BE teme que municípios dos Açores não se preparem para fim de abates em canis até 2022

BE teme que municípios dos Açores não se preparem para fim de abates em canis até 2022

 

Lusa/Ao online   Regional   13 de Out de 2018, 09:02

O Bloco de Esquerda teme que os municípios dos Açores não se preparem até 2022 para a proibição de abates de animais nos canis e que peçam o seu adiamento, como acontece atualmente em algumas localidades do país.

“É de precaver que em 2022 estejamos também aqui nos Açores a assistir a autarquias que tentam traçar um cenário negro depois da implementação de uma política de abate zero, por mero desinteresse e falta de vontade política”, disse hoje o deputado do BE/Açores Paulo Mendes, à margem de uma reunião com uma associação de proteção dos animais, em Angra do Heroísmo, na ilha Terceira.

A lei que proíbe os abates nos canis e centros de recolha de animais entrou em vigor, no continente português, no final de setembro, mas nos Açores só será aplicada em 2022.

Há um ano e meio, o Bloco de Esquerda propôs na Assembleia Legislativa da Região a antecipação desse prazo para 2019, mas a iniciativa foi chumbada.

Para Paulo Mendes, os Açores teriam “melhores condições” para implementar mais cedo uma política de abate zero, tendo em contas a sua geografia e demografia.

“Se no continente partiram já este ano para a política de abate zero e estamos a falar de grandes aglomerados, aqui na região temos a vantagem de mais facilmente controlar as populações de animais deambulantes ou errantes, via esterilização e não via política de abate”, salientou.

O deputado teme, por outro lado, que os municípios açorianos não se estejam a preparar para a legislação que entrará em vigor em 2022 e que reivindiquem nessa altura o prolongamento do prazo, por falta de infraestruturas, como tem acontecido em “algumas autarquias” no continente português.

Paulo Mendes considera inadmissível que em pleno século XXI se tente adiar o abate de animais, quando as autarquias têm “obrigação de recolher e alojar animais deambulantes” desde 1925.

Segundo o parlamentar bloquista, o Governo da República “disponibilizou uma linha de financiamento para fazer face a todas as exigências de uma política de abate zero e da constituição de centros de recolha oficial”, mas apenas 10% desse montante foi executado.

“Seria interessante saber se as autarquias dos Açores têm apresentado candidaturas a essa linha de financiamento.
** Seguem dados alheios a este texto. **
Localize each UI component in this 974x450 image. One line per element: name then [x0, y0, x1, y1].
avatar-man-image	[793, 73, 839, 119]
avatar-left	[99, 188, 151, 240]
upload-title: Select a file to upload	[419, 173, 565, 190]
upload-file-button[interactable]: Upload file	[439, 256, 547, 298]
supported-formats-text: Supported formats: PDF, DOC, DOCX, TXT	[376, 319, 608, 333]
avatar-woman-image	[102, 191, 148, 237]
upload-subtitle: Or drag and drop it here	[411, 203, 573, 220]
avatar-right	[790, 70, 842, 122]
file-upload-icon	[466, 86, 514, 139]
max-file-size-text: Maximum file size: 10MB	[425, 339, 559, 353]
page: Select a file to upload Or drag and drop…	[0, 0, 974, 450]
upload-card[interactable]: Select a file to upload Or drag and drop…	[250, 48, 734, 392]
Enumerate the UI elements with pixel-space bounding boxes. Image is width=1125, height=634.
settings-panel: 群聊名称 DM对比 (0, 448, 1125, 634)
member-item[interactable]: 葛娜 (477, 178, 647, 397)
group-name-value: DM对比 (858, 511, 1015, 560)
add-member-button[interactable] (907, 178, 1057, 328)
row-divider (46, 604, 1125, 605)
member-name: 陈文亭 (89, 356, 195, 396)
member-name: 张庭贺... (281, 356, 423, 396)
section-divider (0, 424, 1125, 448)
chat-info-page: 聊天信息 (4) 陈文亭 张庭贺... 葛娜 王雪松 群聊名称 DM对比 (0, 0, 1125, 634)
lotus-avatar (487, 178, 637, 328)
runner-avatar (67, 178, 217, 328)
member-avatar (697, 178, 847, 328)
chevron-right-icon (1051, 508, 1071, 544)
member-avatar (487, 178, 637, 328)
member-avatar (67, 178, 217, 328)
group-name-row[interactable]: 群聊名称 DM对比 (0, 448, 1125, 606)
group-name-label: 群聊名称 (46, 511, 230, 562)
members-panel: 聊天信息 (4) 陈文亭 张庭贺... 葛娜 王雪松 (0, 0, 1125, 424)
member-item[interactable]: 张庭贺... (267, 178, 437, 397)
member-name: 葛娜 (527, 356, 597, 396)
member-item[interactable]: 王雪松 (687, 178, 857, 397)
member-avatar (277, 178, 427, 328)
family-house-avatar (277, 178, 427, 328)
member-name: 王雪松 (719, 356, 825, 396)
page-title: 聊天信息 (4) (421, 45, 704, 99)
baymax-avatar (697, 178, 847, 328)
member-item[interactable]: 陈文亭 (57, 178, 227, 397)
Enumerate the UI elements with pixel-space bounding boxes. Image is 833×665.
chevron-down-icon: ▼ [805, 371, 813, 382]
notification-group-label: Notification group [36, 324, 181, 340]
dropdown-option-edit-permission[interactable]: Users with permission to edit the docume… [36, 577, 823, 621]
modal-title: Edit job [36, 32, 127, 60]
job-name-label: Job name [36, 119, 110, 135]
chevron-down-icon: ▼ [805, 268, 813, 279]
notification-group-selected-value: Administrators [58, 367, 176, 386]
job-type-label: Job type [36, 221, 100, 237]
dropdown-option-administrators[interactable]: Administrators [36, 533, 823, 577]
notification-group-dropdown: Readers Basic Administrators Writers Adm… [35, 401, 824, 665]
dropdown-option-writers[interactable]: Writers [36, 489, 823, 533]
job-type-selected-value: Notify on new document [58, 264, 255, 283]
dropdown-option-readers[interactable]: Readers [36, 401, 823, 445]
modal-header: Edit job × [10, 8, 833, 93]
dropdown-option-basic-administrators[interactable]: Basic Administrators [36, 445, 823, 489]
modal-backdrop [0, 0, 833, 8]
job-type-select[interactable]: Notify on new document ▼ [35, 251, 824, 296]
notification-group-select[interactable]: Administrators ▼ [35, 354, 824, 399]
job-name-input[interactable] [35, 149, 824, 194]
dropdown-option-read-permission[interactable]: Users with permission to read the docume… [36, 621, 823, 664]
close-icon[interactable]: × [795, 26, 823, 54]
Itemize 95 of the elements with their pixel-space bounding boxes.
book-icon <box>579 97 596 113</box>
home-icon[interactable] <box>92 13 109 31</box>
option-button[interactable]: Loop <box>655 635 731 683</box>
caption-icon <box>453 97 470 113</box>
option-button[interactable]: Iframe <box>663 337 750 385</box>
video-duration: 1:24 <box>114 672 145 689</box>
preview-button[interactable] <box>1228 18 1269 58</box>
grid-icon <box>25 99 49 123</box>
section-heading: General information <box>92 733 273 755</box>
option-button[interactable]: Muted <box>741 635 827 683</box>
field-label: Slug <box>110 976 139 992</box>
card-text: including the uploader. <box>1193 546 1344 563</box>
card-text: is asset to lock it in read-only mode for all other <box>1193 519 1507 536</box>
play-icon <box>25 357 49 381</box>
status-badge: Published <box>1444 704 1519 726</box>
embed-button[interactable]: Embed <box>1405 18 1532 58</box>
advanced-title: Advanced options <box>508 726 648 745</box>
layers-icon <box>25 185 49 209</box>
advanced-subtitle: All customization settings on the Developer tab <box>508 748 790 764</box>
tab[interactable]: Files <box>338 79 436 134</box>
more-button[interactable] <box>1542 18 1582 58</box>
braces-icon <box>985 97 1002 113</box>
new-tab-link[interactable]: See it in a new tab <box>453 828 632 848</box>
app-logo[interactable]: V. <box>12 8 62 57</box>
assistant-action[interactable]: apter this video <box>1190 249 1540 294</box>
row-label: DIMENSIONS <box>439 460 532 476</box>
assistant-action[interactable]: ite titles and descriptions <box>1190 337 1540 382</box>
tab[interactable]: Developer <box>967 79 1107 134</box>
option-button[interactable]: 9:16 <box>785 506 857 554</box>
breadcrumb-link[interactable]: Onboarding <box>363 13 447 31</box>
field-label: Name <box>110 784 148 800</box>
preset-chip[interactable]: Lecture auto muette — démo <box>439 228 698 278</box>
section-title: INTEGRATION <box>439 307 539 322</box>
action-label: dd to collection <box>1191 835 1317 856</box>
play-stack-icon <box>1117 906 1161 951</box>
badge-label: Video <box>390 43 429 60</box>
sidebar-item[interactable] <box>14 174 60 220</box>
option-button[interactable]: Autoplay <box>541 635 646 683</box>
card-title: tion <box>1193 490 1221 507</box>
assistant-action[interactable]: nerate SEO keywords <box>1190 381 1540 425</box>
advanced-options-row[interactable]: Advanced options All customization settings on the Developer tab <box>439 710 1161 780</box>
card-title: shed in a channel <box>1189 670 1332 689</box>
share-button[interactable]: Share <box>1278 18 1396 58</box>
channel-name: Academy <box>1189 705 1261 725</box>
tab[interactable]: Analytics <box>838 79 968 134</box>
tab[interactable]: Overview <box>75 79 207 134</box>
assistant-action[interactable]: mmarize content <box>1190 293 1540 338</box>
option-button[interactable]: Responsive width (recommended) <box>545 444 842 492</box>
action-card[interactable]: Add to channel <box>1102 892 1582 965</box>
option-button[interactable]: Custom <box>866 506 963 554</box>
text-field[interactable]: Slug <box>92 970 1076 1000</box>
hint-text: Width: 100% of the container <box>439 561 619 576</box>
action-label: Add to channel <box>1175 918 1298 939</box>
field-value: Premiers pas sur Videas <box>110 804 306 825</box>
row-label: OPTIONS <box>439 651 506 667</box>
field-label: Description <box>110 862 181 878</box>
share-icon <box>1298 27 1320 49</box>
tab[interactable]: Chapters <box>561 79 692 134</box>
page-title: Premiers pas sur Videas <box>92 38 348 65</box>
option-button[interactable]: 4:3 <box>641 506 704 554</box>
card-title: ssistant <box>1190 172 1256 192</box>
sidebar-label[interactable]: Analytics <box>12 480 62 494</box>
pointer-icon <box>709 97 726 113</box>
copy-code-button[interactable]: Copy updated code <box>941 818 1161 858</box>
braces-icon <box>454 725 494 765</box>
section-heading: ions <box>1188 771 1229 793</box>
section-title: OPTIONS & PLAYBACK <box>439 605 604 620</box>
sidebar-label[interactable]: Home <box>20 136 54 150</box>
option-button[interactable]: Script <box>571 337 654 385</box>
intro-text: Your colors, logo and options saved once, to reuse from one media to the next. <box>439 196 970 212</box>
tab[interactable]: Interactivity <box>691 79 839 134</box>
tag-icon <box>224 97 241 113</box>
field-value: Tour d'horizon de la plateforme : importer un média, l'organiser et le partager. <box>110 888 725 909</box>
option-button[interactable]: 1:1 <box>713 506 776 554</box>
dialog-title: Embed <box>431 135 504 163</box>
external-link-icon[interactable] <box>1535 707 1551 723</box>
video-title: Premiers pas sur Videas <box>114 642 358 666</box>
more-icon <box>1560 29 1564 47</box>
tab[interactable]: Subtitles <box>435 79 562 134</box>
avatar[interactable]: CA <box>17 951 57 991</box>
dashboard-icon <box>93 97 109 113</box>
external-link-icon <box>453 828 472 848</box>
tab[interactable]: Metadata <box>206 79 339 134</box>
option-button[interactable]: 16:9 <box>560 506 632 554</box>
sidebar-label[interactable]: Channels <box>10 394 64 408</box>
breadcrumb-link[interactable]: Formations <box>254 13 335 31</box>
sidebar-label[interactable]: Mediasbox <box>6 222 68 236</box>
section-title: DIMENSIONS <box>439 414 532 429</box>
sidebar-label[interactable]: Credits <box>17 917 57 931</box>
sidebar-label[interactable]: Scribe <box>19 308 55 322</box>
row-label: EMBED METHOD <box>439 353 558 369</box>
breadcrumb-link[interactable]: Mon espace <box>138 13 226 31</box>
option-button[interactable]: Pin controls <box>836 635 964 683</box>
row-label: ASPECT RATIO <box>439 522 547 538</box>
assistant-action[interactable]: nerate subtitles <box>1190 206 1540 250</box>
O que nós sabemos é que essa linha de financiamento só foi até agora executada em 10%, o que quer dizer que, muito provavelmente, a grande maioria, senão mesmo todas as autarquias dos Açores, não recorreu a esta linha de financiamento”, frisou.

Nos Açores, apenas algumas ilhas têm centros de recolha oficial, por isso, o Bloco de Esquerda defende os municípios devem investir nestas infraestruturas, mas acima de tudo “investir seriamente na esterilização de animais”.